🤖 AI Summary
This work addresses the limitations of large multimodal models (LMMs) in multimodal humor understanding and comic narrative sequence recognition. To this end, we introduce PixelHumor—the first benchmark dataset specifically designed for webcomics, comprising 2,800 multi-panel comics—and systematically evaluate LMMs’ capacity to model cross-modal narrative logic and humor cognition. Methodologically, we propose a dual-task evaluation protocol: panel ordering and humor understanding, grounded in rigorously human-annotated ground truth.

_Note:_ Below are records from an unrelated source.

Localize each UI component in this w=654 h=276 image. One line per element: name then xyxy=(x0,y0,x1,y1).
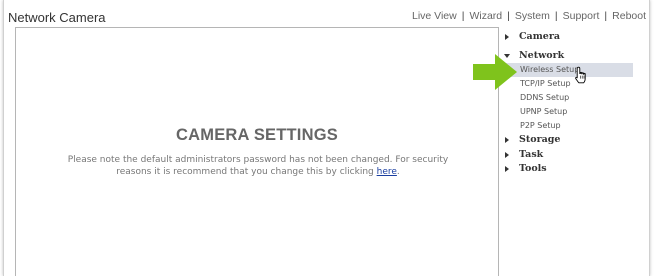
settings-sidebar: Camera Network Wireless Setup TCP/IP Set… xyxy=(503,30,633,177)
sidebar-section-storage[interactable]: Storage xyxy=(503,133,633,148)
sidebar-section-network[interactable]: Network xyxy=(503,49,633,64)
sidebar-item-upnp-setup[interactable]: UPNP Setup xyxy=(503,105,633,119)
nav-separator: | xyxy=(507,10,510,22)
sidebar-section-task[interactable]: Task xyxy=(503,148,633,163)
green-right-arrow-icon xyxy=(473,54,517,90)
sidebar-section-label: Camera xyxy=(519,31,560,42)
password-notice-end: . xyxy=(396,167,400,177)
main-panel: CAMERA SETTINGS Please note the default … xyxy=(15,27,499,276)
expand-arrow-icon xyxy=(505,137,509,143)
nav-reboot[interactable]: Reboot xyxy=(612,10,646,22)
nav-system[interactable]: System xyxy=(515,10,550,22)
sidebar-item-p2p-setup[interactable]: P2P Setup xyxy=(503,119,633,133)
camera-settings-heading: CAMERA SETTINGS xyxy=(176,126,338,144)
nav-separator: | xyxy=(554,10,558,22)
sidebar-section-label: Tools xyxy=(519,163,547,174)
page-title: Network Camera xyxy=(8,10,106,25)
expand-arrow-icon xyxy=(505,34,509,40)
sidebar-section-label: Storage xyxy=(519,134,561,145)
nav-live-view[interactable]: Live View xyxy=(412,10,457,22)
password-notice: Please note the default administrators p… xyxy=(56,154,460,178)
nav-separator: | xyxy=(604,10,608,22)
sidebar-section-camera[interactable]: Camera xyxy=(503,30,633,45)
header: Network Camera Live View | Wizard | System | S… xyxy=(4,0,649,26)
hand-pointer-icon xyxy=(575,66,586,84)
top-nav: Live View | Wizard | System | Support | Reboot xyxy=(412,10,646,22)
change-password-link[interactable]: here xyxy=(377,167,397,177)
sidebar-item-ddns-setup[interactable]: DDNS Setup xyxy=(503,91,633,105)
nav-support[interactable]: Support xyxy=(563,10,600,22)
nav-wizard[interactable]: Wizard xyxy=(469,10,502,22)
sidebar-section-label: Network xyxy=(519,49,565,61)
expand-arrow-icon xyxy=(505,151,509,158)
sidebar-section-tools[interactable]: Tools xyxy=(503,162,633,177)
sidebar-item-tcpip-setup[interactable]: TCP/IP Setup xyxy=(503,77,633,91)
sidebar-item-wireless-setup[interactable]: Wireless Setup xyxy=(503,63,633,77)
nav-separator: | xyxy=(461,10,465,22)
sidebar-section-label: Task xyxy=(519,148,544,160)
expand-arrow-icon xyxy=(505,166,509,172)
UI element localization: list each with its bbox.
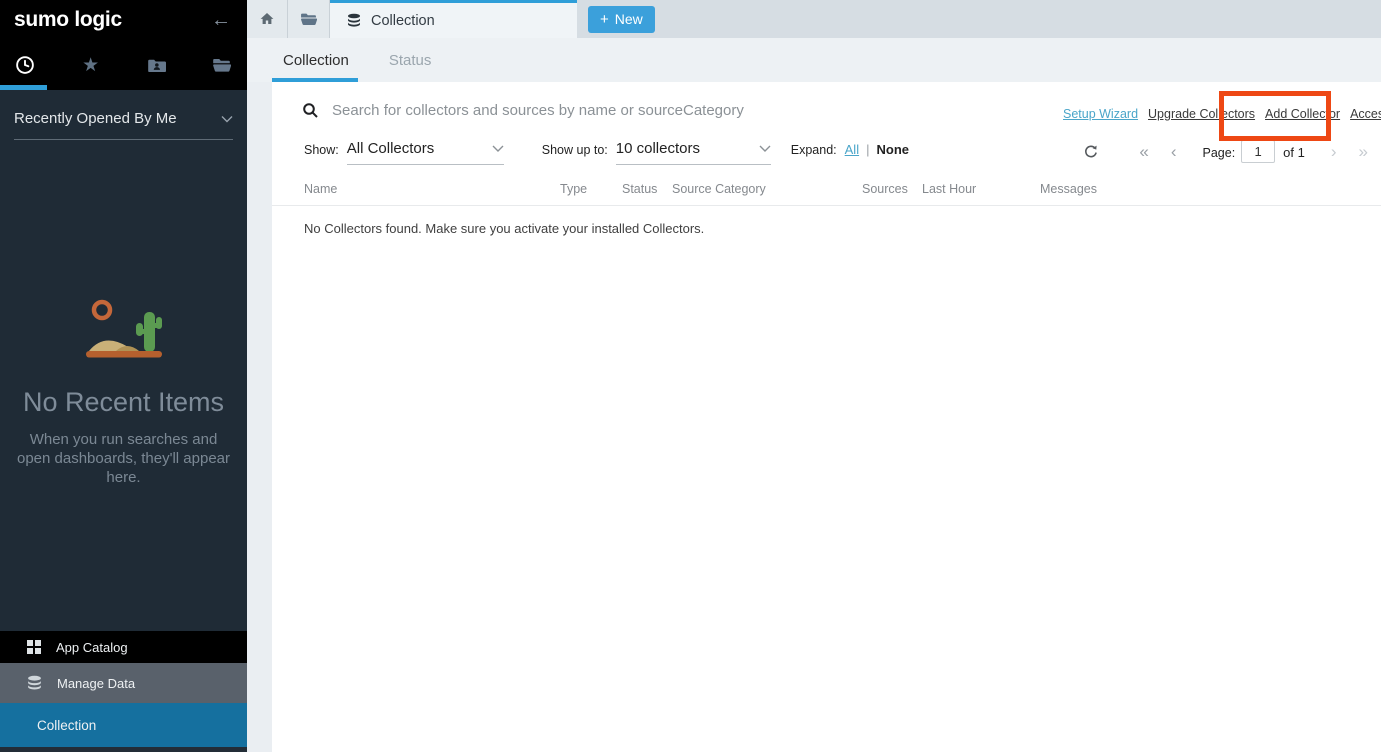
sidebar-nav: ★: [0, 40, 247, 90]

Our key contributions are: (1) establishing the first multimodal narrative benchmark explicitly targeting humor cognition in social intelligence, thereby filling a critical gap in multimodal evaluation; and (2) empirically demonstrating that state-of-the-art LMMs achieve only 61% accuracy on panel ordering—significantly below human performance—revealing fundamental deficiencies in visual–linguistic dynamic alignment, temporal causal reasoning, and cross-modal contextual integration.
📝 Abstract
Understanding humor is a core aspect of social intelligence, yet it remains a significant challenge for Large Multimodal Models (LMMs). We introduce PixelHumor, a benchmark dataset of 2,800 annotated multi-panel comics designed to evaluate LMMs' ability to interpret multimodal humor and recognize narrative sequences. Experiments with state-of-the-art LMMs reveal substantial gaps: for instance, top models achieve only 61% accuracy in panel sequencing, far below human performance. This underscores critical limitations in current models' integration of visual and textual cues for coherent narrative and humor understanding. By providing a rigorous framework for evaluating multimodal contextual and narrative reasoning, PixelHumor aims to drive the development of LMMs that better engage in natural, socially aware interactions.